Here is the official list of federal job openings. They are still hiring. Sure, big enterprises keep hiring essential employees even in tough times. But these aren't essential jobs. Many of them seem like the sort of job a private firm, in a financial crisis like the feds are in, would consolidate with another job or leave unfilled. (The first one that jumps out is the "Associate Administrator for Administration" at the Department of Transportation, which pays $119,554 to $179,700. It seems that this person will do administrative work to maintain the layer of bureaucracy that "coordinates" the DOTs research programs. The new hire will also give "advice and assistance in directing, coordinating, controlling" etc. this little fiefdom. You don't have to be Peter Drucker to realize that this position does not have to exist.)
Kaus notes that since it seems to be almost impossible to fire a federal employee for incompetence, some of the current federal openings are undoubtedly for people to do the jobs of incompetents who remain on the payroll. Kaus doesn't link to any sources for that position, but a few weeks back a USA Today story reported that federal employee job security is such that in many agencies more employees die of natural causes than get terminated
Death -- rather than poor performance, misconduct or layoffs -- is the primary threat to job security at the Environmental Protection Agency, the Small Business Administration, the Department of Housing and Urban Development, the Office of Management and Budget and a dozen other federal operations.
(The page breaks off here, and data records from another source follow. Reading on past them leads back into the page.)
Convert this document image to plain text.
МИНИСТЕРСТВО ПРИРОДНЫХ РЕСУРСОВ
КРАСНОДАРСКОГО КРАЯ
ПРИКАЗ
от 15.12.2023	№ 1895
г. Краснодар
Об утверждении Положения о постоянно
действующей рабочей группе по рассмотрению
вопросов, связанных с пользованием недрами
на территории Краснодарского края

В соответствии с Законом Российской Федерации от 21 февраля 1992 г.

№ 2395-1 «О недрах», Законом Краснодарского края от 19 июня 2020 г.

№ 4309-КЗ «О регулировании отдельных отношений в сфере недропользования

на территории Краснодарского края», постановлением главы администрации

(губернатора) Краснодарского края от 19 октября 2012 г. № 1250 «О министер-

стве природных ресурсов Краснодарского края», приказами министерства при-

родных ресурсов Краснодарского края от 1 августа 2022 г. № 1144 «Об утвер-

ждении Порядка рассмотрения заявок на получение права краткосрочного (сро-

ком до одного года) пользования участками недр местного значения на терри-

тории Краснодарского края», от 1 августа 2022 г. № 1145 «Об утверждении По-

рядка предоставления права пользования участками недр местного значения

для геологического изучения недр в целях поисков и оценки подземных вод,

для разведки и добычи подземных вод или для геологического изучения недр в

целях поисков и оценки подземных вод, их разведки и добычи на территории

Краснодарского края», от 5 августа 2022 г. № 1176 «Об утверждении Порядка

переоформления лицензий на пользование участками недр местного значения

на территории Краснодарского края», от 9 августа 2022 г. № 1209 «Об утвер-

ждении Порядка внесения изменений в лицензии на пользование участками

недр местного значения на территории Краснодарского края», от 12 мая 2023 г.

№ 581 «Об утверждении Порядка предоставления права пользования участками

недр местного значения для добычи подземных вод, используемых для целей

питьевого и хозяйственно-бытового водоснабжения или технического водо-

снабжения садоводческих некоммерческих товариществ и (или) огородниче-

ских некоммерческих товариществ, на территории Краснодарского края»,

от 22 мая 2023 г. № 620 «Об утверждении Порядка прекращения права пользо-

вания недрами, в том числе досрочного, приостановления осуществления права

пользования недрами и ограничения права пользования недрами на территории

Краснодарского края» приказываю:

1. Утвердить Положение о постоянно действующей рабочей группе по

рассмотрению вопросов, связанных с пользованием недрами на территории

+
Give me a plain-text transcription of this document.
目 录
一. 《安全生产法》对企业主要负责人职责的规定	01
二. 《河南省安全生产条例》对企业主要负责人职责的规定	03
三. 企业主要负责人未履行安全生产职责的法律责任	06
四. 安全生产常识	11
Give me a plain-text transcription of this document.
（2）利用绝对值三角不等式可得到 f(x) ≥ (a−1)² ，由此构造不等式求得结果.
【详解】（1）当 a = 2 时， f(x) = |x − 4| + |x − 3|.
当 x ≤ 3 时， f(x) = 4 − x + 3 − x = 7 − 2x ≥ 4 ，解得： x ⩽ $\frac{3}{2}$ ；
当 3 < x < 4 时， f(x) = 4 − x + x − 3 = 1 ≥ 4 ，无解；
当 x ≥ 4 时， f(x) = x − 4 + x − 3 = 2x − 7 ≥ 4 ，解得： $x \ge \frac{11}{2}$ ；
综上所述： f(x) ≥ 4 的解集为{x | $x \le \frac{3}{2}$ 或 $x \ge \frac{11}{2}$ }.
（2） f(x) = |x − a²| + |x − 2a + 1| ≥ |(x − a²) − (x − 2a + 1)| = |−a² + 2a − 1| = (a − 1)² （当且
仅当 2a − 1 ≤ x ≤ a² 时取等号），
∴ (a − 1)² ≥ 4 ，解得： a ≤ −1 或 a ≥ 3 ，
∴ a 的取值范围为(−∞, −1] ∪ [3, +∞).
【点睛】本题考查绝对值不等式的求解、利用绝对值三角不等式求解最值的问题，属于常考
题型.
The federal government fired 0.55% of its workers in the budget year that ended Sept. 30 - 11,668 employees in its 2.1 million workforce. Research shows that the private sector fires about 3% of workers annually for poor performance.
The federal officials interviewed naturally attributed this to the great job they do hiring the right people for jobs like Associate Administrator for Administration in the first place. The US Today story went on to note:
White-collar federal workers have almost total job security after a few years on the job. Last year, the government fired none of its 3,000 meteorologists, 2,500 health insurance administrators, 1,000 optometrists, 800 historians or 500 industrial property managers.
The nearly half-million federal employees earning $100,000 or more enjoyed a 99.82% job security rate in 2010. Only 27 of 35,000 federal attorneys were fired last year. None was laid off. Death claimed 33.